LOS ANGELES, Dec. 13, 2012 /PRNewswire/ -- The world of startups is littered with good intentions gone wrong. Far too many wonderstruck entrepreneurs alter, eliminate or complicate service features their fans love -- only to crash and burn.
Take Chatroulette's Andrey Ternovskiy, for example. In 2009, he launched his video chat site to the world, and the fanbase exploded to 1+ million users within a few months. The site steadily maintained its #1 stronghold among competing video networking sites, including ChatRandom (http://chatrandom.com), which ranks in the top 3, and Airtime, which joined the random chat ring this past summer. Given that Airtime never gained any traction as a social networking site because its users cannot remain anonymous, it came as a shock to loyal fans when Chatroulette -- the pioneer of anonymous social networking sites -- announced multiple changes that have essentially eliminated user anonymity.
"Prior to this change, users could simply go to Chatroulette, hit start and connect with others using their webcam just like on ChatRandom," says Allen Fox, co-founder of ChatRandom, today's leading alternative to Chatroulette. "Now the site is requiring users to log in and create an account, which kills the whole anonymous conversation feel the site had so carefully cultivated."
"In addition," Fox continues, "Chatroulette announced that you must have an exclusive invite code to sign up -- yet another suicidal mistake. Finally, it now charges your credit card one cent to verify your identity. This totally went against what made Chatroulette huge in the first place -- anonymous video chat! All in all, it went from being totally anonymous to the complete opposite, contradicting its proven video chat model."
Since the abrupt implementation of Chatroulette's new requirements, the site's users are defecting in droves -- a telltale sign that the new rules are not what video chat fans want.
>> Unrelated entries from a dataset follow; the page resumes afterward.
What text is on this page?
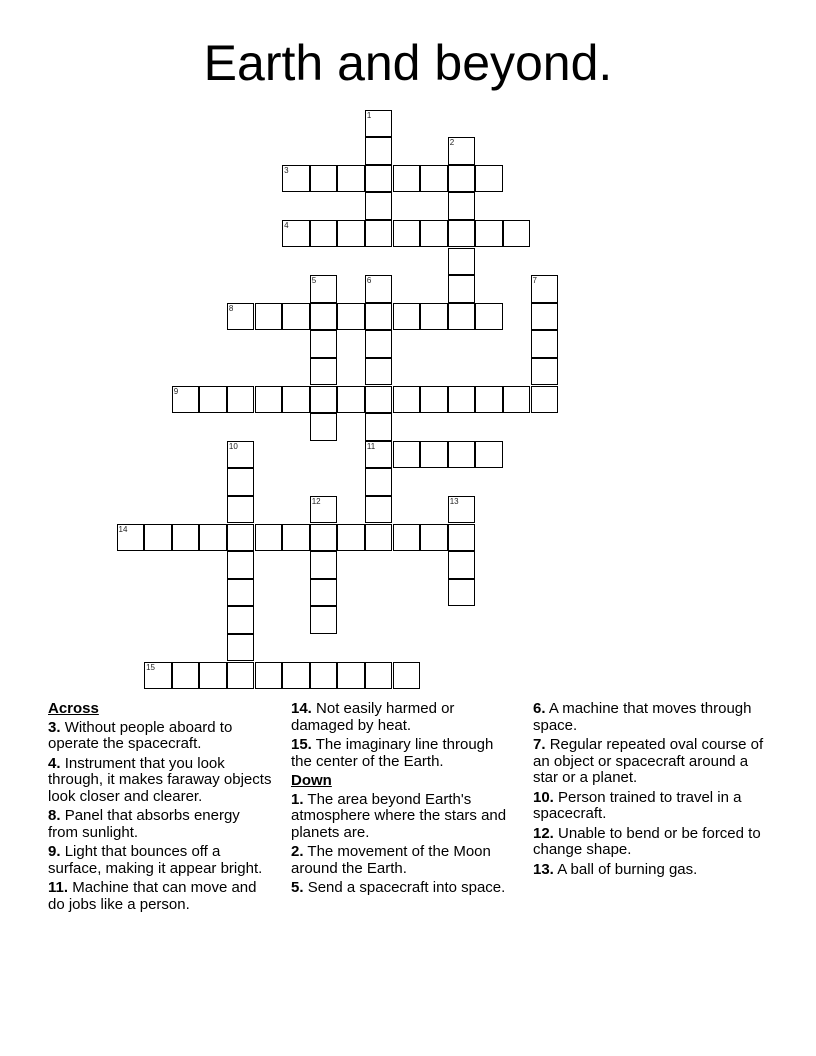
Earth and beyond.
1
2
3
4
5	6
11
7
8
9
10
12	13
14
15
Across
3. Without people aboard to operate the spacecraft.
4. Instrument that you look through, it makes faraway objects look closer and clearer.
8. Panel that absorbs energy from sunlight.
9. Light that bounces off a surface, making it appear bright.
11. Machine that can move and do jobs like a person.
14. Not easily harmed or damaged by heat.
15. The imaginary line through the center of the Earth.
Down
1. The area beyond Earth's atmosphere where the stars and planets are.
2. The movement of the Moon around the Earth.
5. Send a spacecraft into space.
6. A machine that moves through space.
7. Regular repeated oval course of an object or spacecraft around a star or a planet.
10. Person trained to travel in a spacecraft.
12. Unable to bend or be forced to change shape.
13. A ball of burning gas.
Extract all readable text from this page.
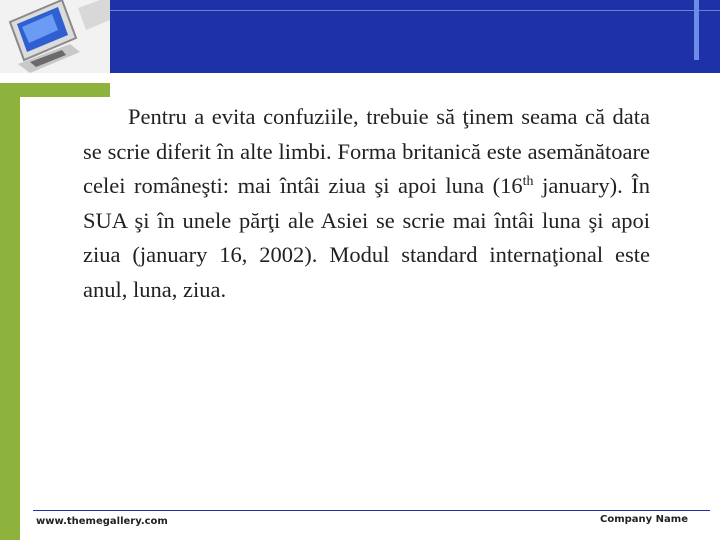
Pentru a evita confuziile, trebuie să ţinem seama că data se scrie diferit în alte limbi. Forma britanică este asemănătoare celei româneşti: mai întâi ziua şi apoi luna (16th january). În SUA şi în unele părţi ale Asiei se scrie mai întâi luna şi apoi ziua (january 16, 2002). Modul standard internaţional este anul, luna, ziua.

www.themegallery.com	Company Name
Undermining the site's fundamental purpose as an anonymous social networking site, the video chat leader has violated one of commerce's most important rules: Don't tick off the customer.
"Stats change by the hour, but I've noticed two consistent trends -- Chatroulette numbers have crashed, and ChatRandom numbers have soared," Fox adds. "For example, at a certain time of day, Chatroulette used to have approximately 20,000 users on the site and now the average is about 5,000 at this same time. What's more, since Chatroulette rolled out these requirements, we've gone from over 200,000 to 350,000 daily users."
Perhaps even more telling, people are angry over the changes. They're talking (http://forum.chatroulette.com/forums/181213-1-ideas-suggestions-and-complaints/suggestions/3418605-remove-the-payment-), and, more important, they're doing something about it by moving elsewhere, as explained by one ChatRandom newcomer.
"I used to use Chatroulette, but now they make you sign in and verify with PayPal, which sucks," says Mike from Texas. "Thank you for having such a cool site."
ChatRandom doesn't endorse extreme, unnecessary user verification measures. Through smarter spam controls and by hiring real people to monitor and shut down illegal or under-age activity, ChatRandom works to ensure user safety and security while delivering an undeniably easy, anonymous social-networking experience.
About ChatRandom (http://ChatRandom.com)
Founded in early 2011, ChatRandom is the only free webcam-based chat site of its kind. An inspired Chatroulette alternative, ChatRandom delivers a safer, simpler platform for random video chatting with strangers in a multi-dimensional format. Users must be 18+, and the site upholds a rigorous user terms of service. Users video chat worry-free and can focus on meeting new people. ChatRandom boasts over 350,000 daily users, 10+ million monthly users and over 30 billion connections -- and counting.